In this type I endoleak cohort, 16 (38.1%) patients had proximal necks <10 mm long, and 5 (11.9%) patients had proximal neck angulation >60°; 22 additional devices (8 stents, 14 cuffs) had been placed in the initial attempts to resolve the endoleaks. After fibrin glue injection, 41 (97.6%) of the 42 endoleaks were resolved using a mean 15 ± 10 mL of glue. Intrasac pressure decreased significantly in successfully treated cases. The patient who failed embolotherapy was converted to open surgery (2.4%); he died 2 months later from multiorgan failure. Two (4.8%) patients died in the perioperative period from myocardial infarction. One (2.4%) patient developed right lower extremity ischemia unrelated to the fibrin glue treatment. There were no allergic reactions. Over a median follow-up of 39.9 months (range 10-88), 3 (7.1%) patients died (1 aneurysm-related). Cumulative survival was 90.5% at 1 year, 87.0% at 3 years, and 82.6% at 5 years. The mean maximal aneurysm diameter fell from the baseline 59.5 ± 14.7 mm to 49.0 ± 11.6 mm (p<0.001). Of the 4 patients with increased aneurysm diameter during follow-up, 1 was converted, 2 are being observed due to advanced age, and 1 died of renal failure. No recurrent type I endoleak or glue-related complications were observed in follow-up.
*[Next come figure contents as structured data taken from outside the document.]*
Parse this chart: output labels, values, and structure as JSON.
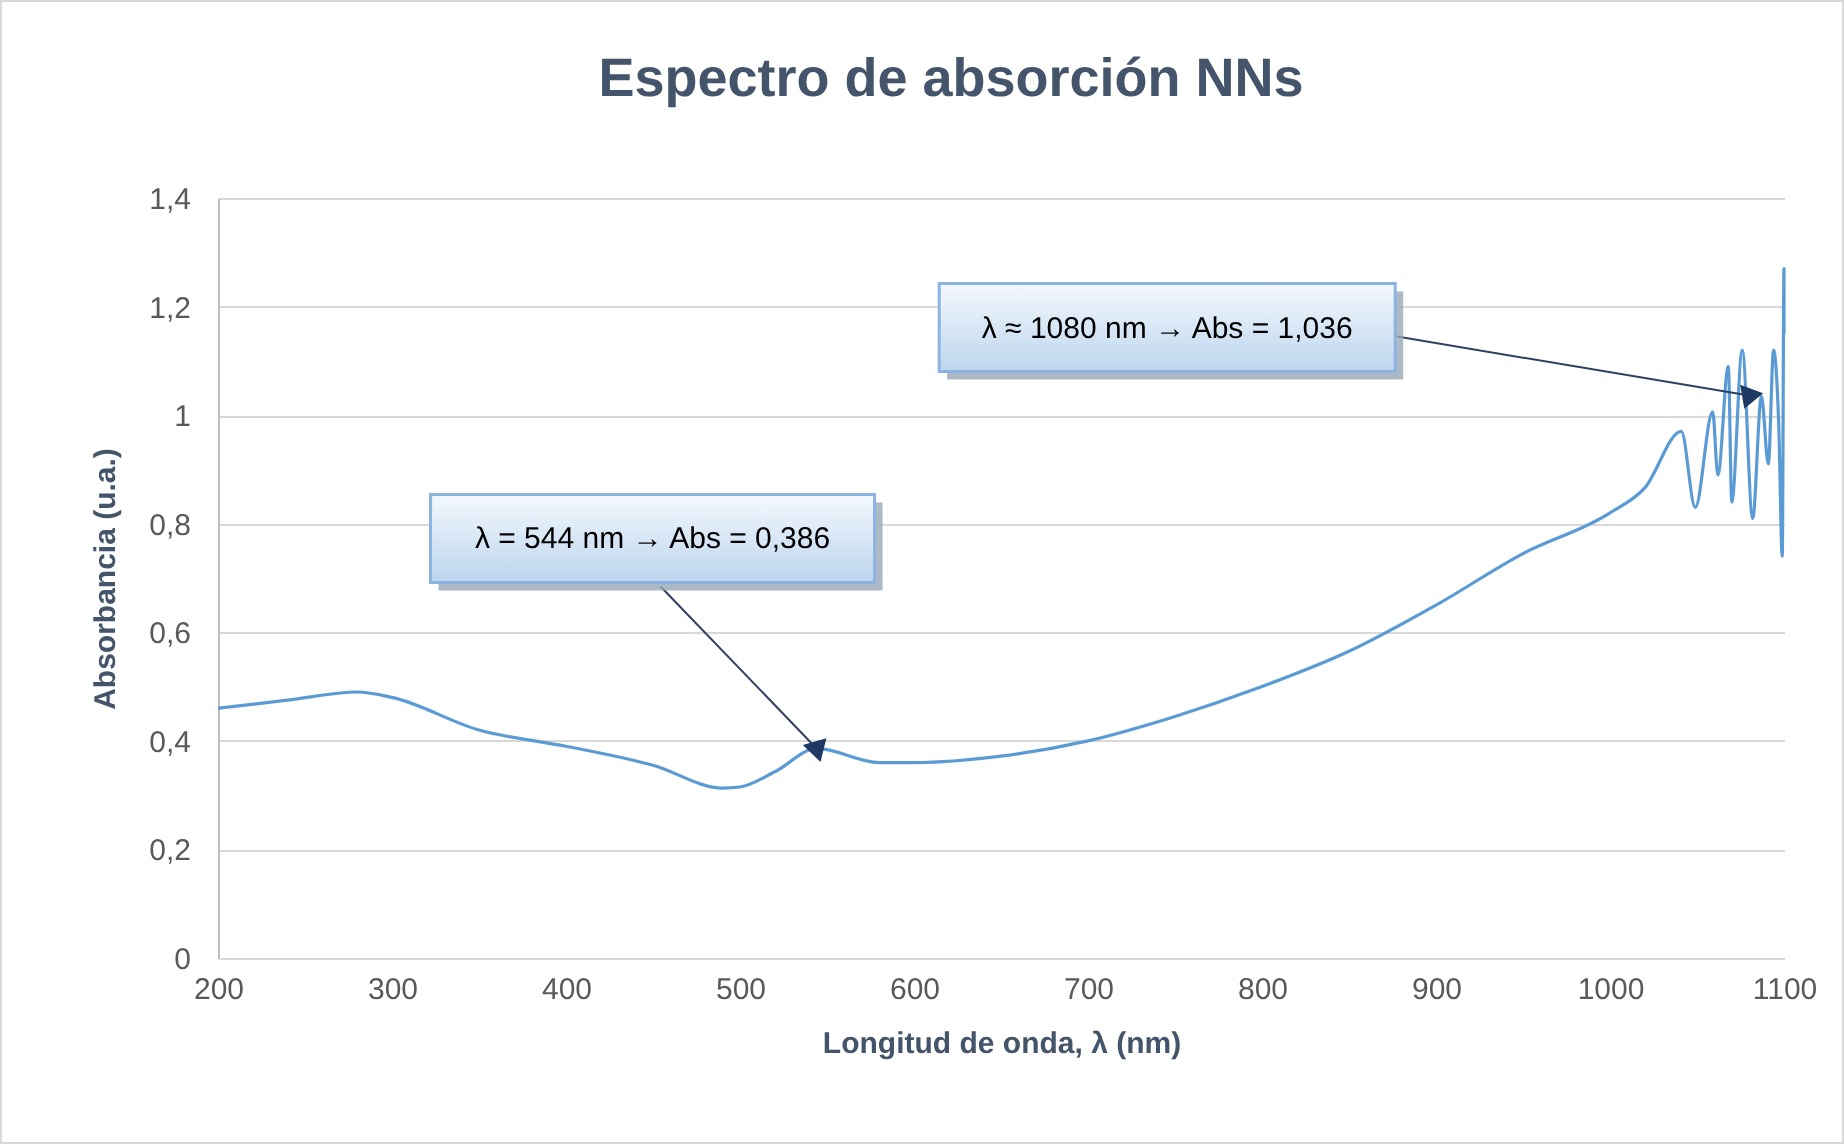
{
  "chart_data": {
    "type": "line",
    "title": "Espectro de absorción NNs",
    "xlabel": "Longitud de onda, λ (nm)",
    "ylabel": "Absorbancia (u.a.)",
    "x": [
      200,
      240,
      280,
      300,
      350,
      400,
      450,
      490,
      500,
      520,
      544,
      580,
      600,
      650,
      700,
      750,
      800,
      850,
      900,
      950,
      1000,
      1020,
      1041,
      1049,
      1059,
      1062,
      1068,
      1070,
      1076,
      1082,
      1087,
      1091,
      1094,
      1097,
      1099,
      1100,
      1100
    ],
    "series": [
      {
        "color": "#5b9bd5",
        "values": [
          0.46,
          0.475,
          0.49,
          0.48,
          0.42,
          0.39,
          0.355,
          0.313,
          0.315,
          0.343,
          0.386,
          0.36,
          0.36,
          0.372,
          0.4,
          0.445,
          0.5,
          0.565,
          0.65,
          0.745,
          0.82,
          0.866,
          0.97,
          0.83,
          1.006,
          0.89,
          1.09,
          0.84,
          1.12,
          0.81,
          1.035,
          0.91,
          1.12,
          0.98,
          0.74,
          1.27,
          1.15
        ]
      }
    ],
    "xlim": [
      200,
      1100
    ],
    "xticks": [
      200,
      300,
      400,
      500,
      600,
      700,
      800,
      900,
      1000,
      1100
    ],
    "ylim": [
      0,
      1.4
    ],
    "yticks": [
      0,
      {
        "value": 0.2,
        "label": "0,2"
      },
      {
        "value": 0.4,
        "label": "0,4"
      },
      {
        "value": 0.6,
        "label": "0,6"
      },
      {
        "value": 0.8,
        "label": "0,8"
      },
      1,
      {
        "value": 1.2,
        "label": "1,2"
      },
      {
        "value": 1.4,
        "label": "1,4"
      }
    ],
    "grid": "y",
    "legend": false,
    "marker": "none",
    "line_style": "solid",
    "annotations": [
      {
        "text": "λ = 544 nm → Abs = 0,386",
        "x": 544,
        "y": 0.386
      },
      {
        "text": "λ ≈ 1080 nm → Abs = 1,036",
        "x": 1080,
        "y": 1.036
      }
    ]
  }
}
Fibrin glue sac embolization to eliminate type I endoleak after EVAR yielded excellent results in our experience, effectively and durably resolving the leaks. Balloon occlusion of the proximal aorta must be done during glue injection to block proximal flow and facilitate formation of a structured fibrin clot.
分析纤维蛋白胶在血管内动脉瘤修复术(EVAR)后封闭 I 型内漏的单中心经验,评估该技术在长期随访中的可行性和有效性。
对 2002 年 8 月至 2009 年 2 月期间接受治疗的 783 例 EVAR 患者进行回顾性研究。在标准化方案下,42 例(5.4%)患者(37 名男性;平均年龄 73±8 岁)接受术中经导管纤维蛋白胶囊栓塞术,以解决初始术中封闭漏口后或颈部过短或角度过大无法放置套环时持续存在的 I 型内漏。在注射胶前和注射胶后测量囊内压力。术后 3、6、12 个月和此后每年进行计算机断层血管造影术以评估结果。
在这组 I 型内漏患者中,16 例(38.1%)患者近端颈部长度<10mm,5 例(11.9%)患者近端颈部角度>60°;在最初尝试封闭内漏时,还放置了 22 个额外的装置(8 个支架,14 个套环)。在纤维蛋白胶注射后,42 例内漏中有 41 例(97.6%)得到成功封闭,平均使用 15±10mL 胶。在成功治疗的病例中,囊内压力显著下降。栓塞治疗失败的患者转为开放手术(2.4%);他在术后 2 个月因多器官衰竭死亡。2 例(4.8%)患者在围手术期死于心肌梗死。1 例(2.4%)患者出现与纤维蛋白胶治疗无关的右下肢体缺血。没有过敏反应。在中位随访 39.9 个月(10-88 个月)期间,3 例(7.1%)患者死亡(1 例与动脉瘤相关)。1 年时累积生存率为 90.5%,3 年时为 87.0%,5 年时为 82.6%。最大动脉瘤直径从基线的 59.5±14.7mm 下降到 49.0±11.6mm(p<0.001)。在随访期间,4 例患者的动脉瘤直径增大,其中 1 例已改行开放手术,2 例因年龄较大正在观察,1 例死于肾衰竭。在随访中未发现复发性 I 型内漏或胶相关并发症。
在我们的经验中,纤维蛋白胶囊栓塞术治疗 EVAR 后 I 型内漏效果极佳,能有效持久地封闭内漏。在注射胶时必须进行近端主动脉球囊阻塞,以阻断近端血流并促进形成结构良好的纤维蛋白凝块。